Ueli Steck, one of the most accomplished alpine climbers in history, was found dead April 30 at the base of the Nuptse Face near Mt. Everest’s Camp II.
Steck was known for high-altitude speed climbing without oxygen. The Himalayan Times reported that the 40-year-old Swiss climber was last seen at 4:30 a.m. going up Nuptse (7861m). The climb was to acclimatize for an attempt to climb Everest (8848m) by the seldom-attempted 1963 Hornbein-Unsoeld route on the West Ridge, descend the normal South Col route, traverse into Lohtse’s normal route, climb to the summit of Lhotse (8516m) and then descend straight back down to Everest’s Camp II to complete a loop of light and fast climbing.
“I will not say it’s an easy traverse,” Steck said on a video, describing the enchainment into Lhotse. “Everything has already been climbed once, but the whole linkup has never been done.”
Steck’s fame transcended climbing circles when he broke the Eiger North Face speed record three times, first at 3 hours, 54 minutes, in 2007, then at 2:47:33 in 2008, and then 2:22:50 in 2015.
In a 2011 interview with Alpinist, Steck said his speed climbing career began with the north face of the Eiger.

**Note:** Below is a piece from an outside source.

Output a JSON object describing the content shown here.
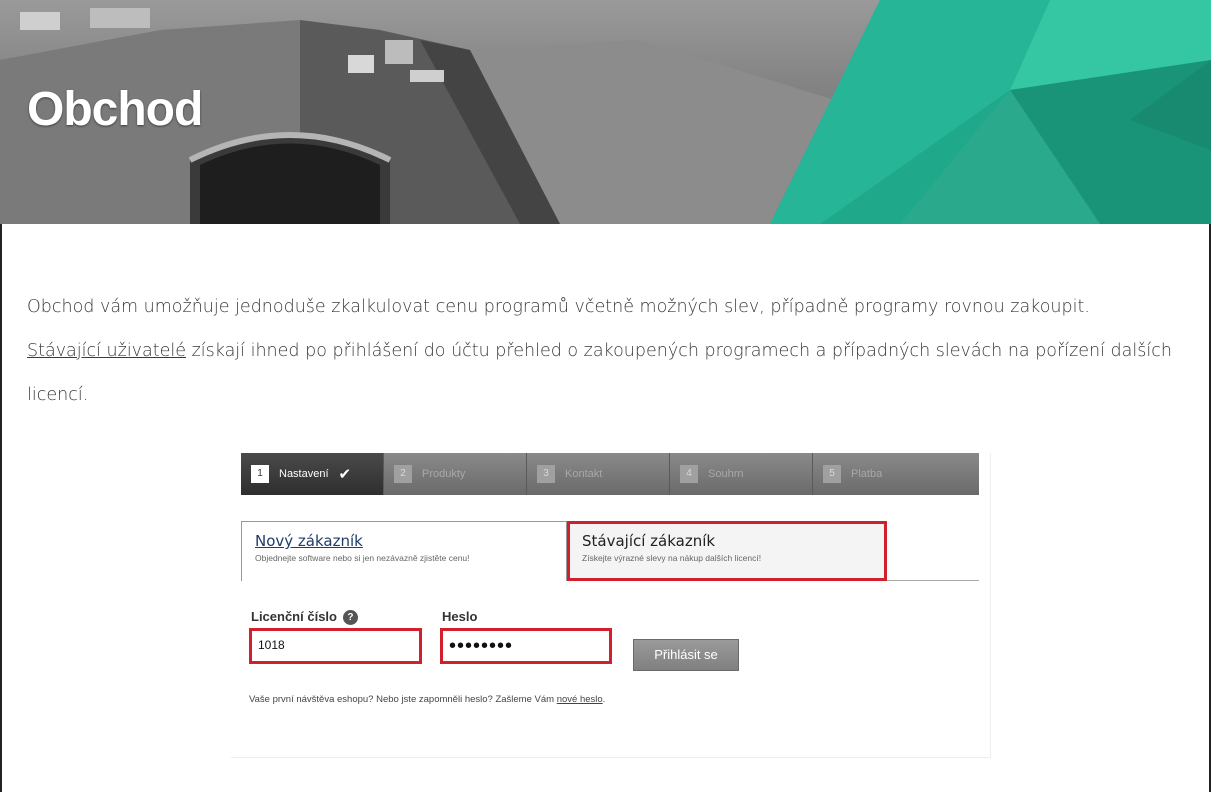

“I first climbed it in 1995 with my friend Markus [at age 18],” he said. “After several ascents, I soloed it for the first time in 2004 in 10 hours. This made me think about Thomas Bubendorfer’s time of 4 hours and 50 minutes and Christoph Heinz’s 4-hour, 30-minute record. This was almost incredible for me. Less than half the time it took me to climb it. This pushed me to improve my climbing.”

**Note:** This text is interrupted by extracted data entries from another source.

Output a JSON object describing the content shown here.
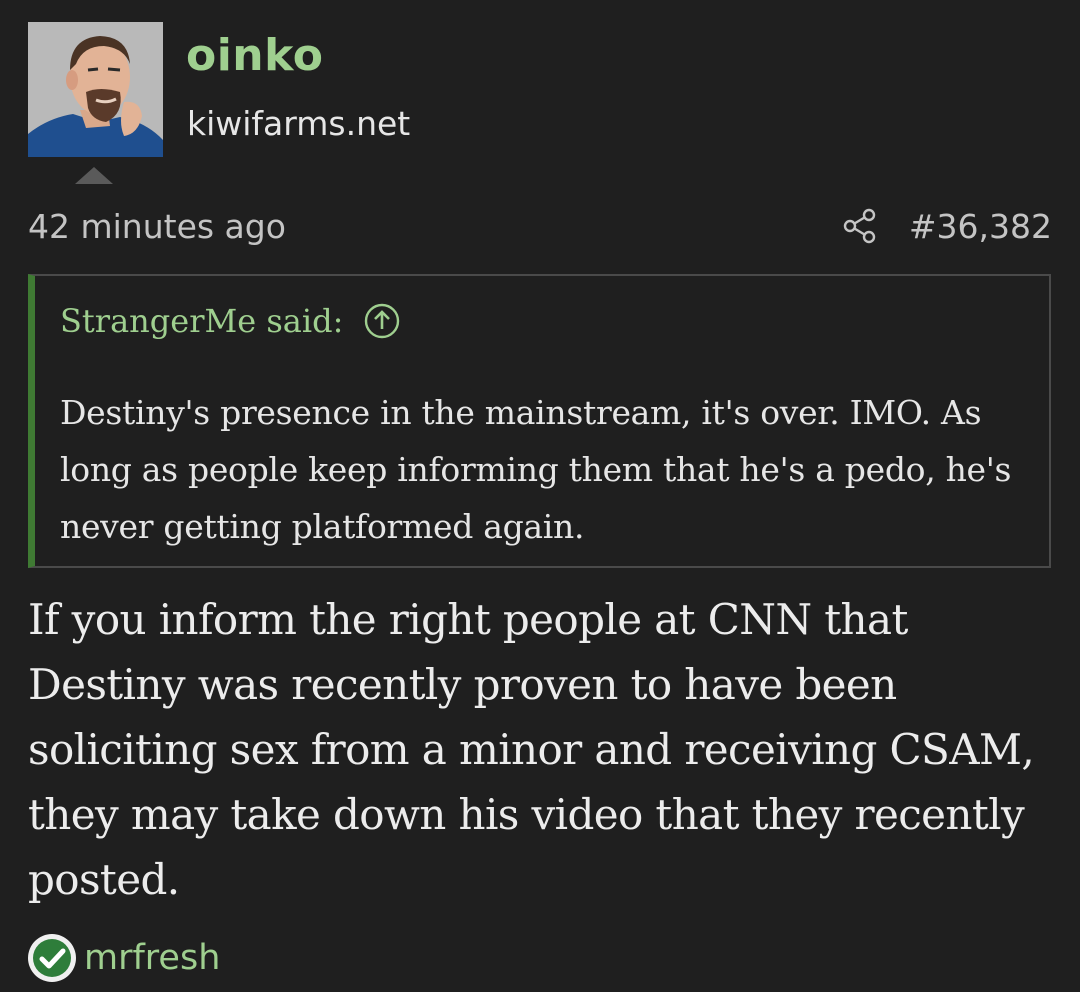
{
  "author": {
    "username": "oinko",
    "user_title": "kiwifarms.net",
    "avatar_icon": "avatar-illustration"
  },
  "post": {
    "time": "42 minutes ago",
    "number": "#36,382",
    "share_icon": "share-icon",
    "body": "If you inform the right people at CNN that Destiny was recently proven to have been soliciting sex from a minor and receiving CSAM, they may take down his video that they recently posted."
  },
  "quote": {
    "author_said": "StrangerMe said:",
    "jump_icon": "arrow-up-circle-icon",
    "text": "Destiny's presence in the mainstream, it's over. IMO. As long as people keep informing them that he's a pedo, he's never getting platformed again."
  },
  "reactions": {
    "icon": "checkmark-circle-icon",
    "users": "mrfresh"
  },
  "colors": {
    "background": "#1f1f1f",
    "username_green": "#9fcf8f",
    "quote_border_accent": "#3f7a33",
    "text": "#e6e6e6"
  }
}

In 2008 he set a record on the Grandes Jorasses at 2:21, then set a record on the Matterhorn in 2009 when he climbed it in 1:56.
“I am sure the speed ascents will be a very important experience for me in the future,” he told Alpinist. “At the moment I am interested in the big mountains: 8000-meter peaks.”

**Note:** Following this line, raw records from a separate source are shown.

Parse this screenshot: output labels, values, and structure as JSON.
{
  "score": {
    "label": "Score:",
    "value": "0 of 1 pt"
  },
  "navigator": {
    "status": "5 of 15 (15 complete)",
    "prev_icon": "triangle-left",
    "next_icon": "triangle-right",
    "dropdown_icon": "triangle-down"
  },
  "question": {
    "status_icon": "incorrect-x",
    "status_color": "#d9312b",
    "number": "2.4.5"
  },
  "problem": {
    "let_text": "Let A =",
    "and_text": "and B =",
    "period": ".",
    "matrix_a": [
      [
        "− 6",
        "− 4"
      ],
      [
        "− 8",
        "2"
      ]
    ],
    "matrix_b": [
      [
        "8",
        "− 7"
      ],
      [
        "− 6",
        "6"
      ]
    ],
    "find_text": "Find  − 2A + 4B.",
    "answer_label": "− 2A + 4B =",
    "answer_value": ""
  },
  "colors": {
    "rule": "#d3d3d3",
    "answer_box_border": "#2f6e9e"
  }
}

Steck had a breakout year in 2009. He climbed Gasherbrum II (8035m) for his first 8000-meter peak and nearly onsighted Golden Gate (VI 5.13) on El Capitan in Yosemite. That year he also received his first Piolet d’Or for his 2008 first ascent of the north face of Nepal’s Tengkampoche (6500m) with Simon Anthamatten by a route they dubbed Checkmate (AI 5 M7 5.11+ A0, 2000m).
Steck reported a 10.5-hour solo ascent of the 2000-meter southwest face of Shishapangma (8027m) in 2011. Then, in 2013, he reported a solo speed of 28 hours round trip on a new route of Annapurna’s 3200-meter South Face–for which he received a second Piolet d’Or in 2014–but those ascents have recently come under scrutiny. (Steck wrote a story called “Journey into Night” about his Annapurna ascent in Alpinist 45.) Rock and Ice quoted him saying that there are “also people who doubt the moon landing.”
Steck was attempting the Everest-Lhotse linkup with Simone Moro and Jonathan Griffith in 2013 when they got into a fight with Sherpa guides near Camp II. The altercation brought on international media attention.
“We were not wrong or right, and the Sherpas were not wrong or right,” he told Outsideonline.com.
In 2015 Steck climbed all 82 4000-meter peaks in the Alps in 62 days in a single push using only human-powered transport, by foot, bike and paraglider. The record of 60 days was accomplished with vehicles for shuttles between peaks.
“People forget something: in climbing, it doesn’t matter what you’re doing,” he told Outsideonline.com in 2010. “If you do a speed ascent, you’re the fastest up the Eiger’s North Face, nothing’s going to change in the world. But maybe your world is going to change. In the evening, when you’re going to bed, you know exactly what you have done. And that’s what it’s all about….If it’s your challenge, and you’re happy with it, that’s the most important thing.”
At the end of “Journey into Night” in Alpinist 45, Steck wrote: “The world will continue beyond these pages. Past the dark of the night and the light of the snow. With or without me. With a climb or without a climb. That’s how it is; there’s nothing else.”
In a tribute to Steck after the news of his death, journalist and climber Billi Bierling wrote: “What I liked about Ueli was his modesty and the fact that despite his amazing achievements he was down to earth–never arrogant. When you look at the CV on his website, it says: ‘Profession: trained carpenter’ even before he lists all his incredible mountaineering achievements.”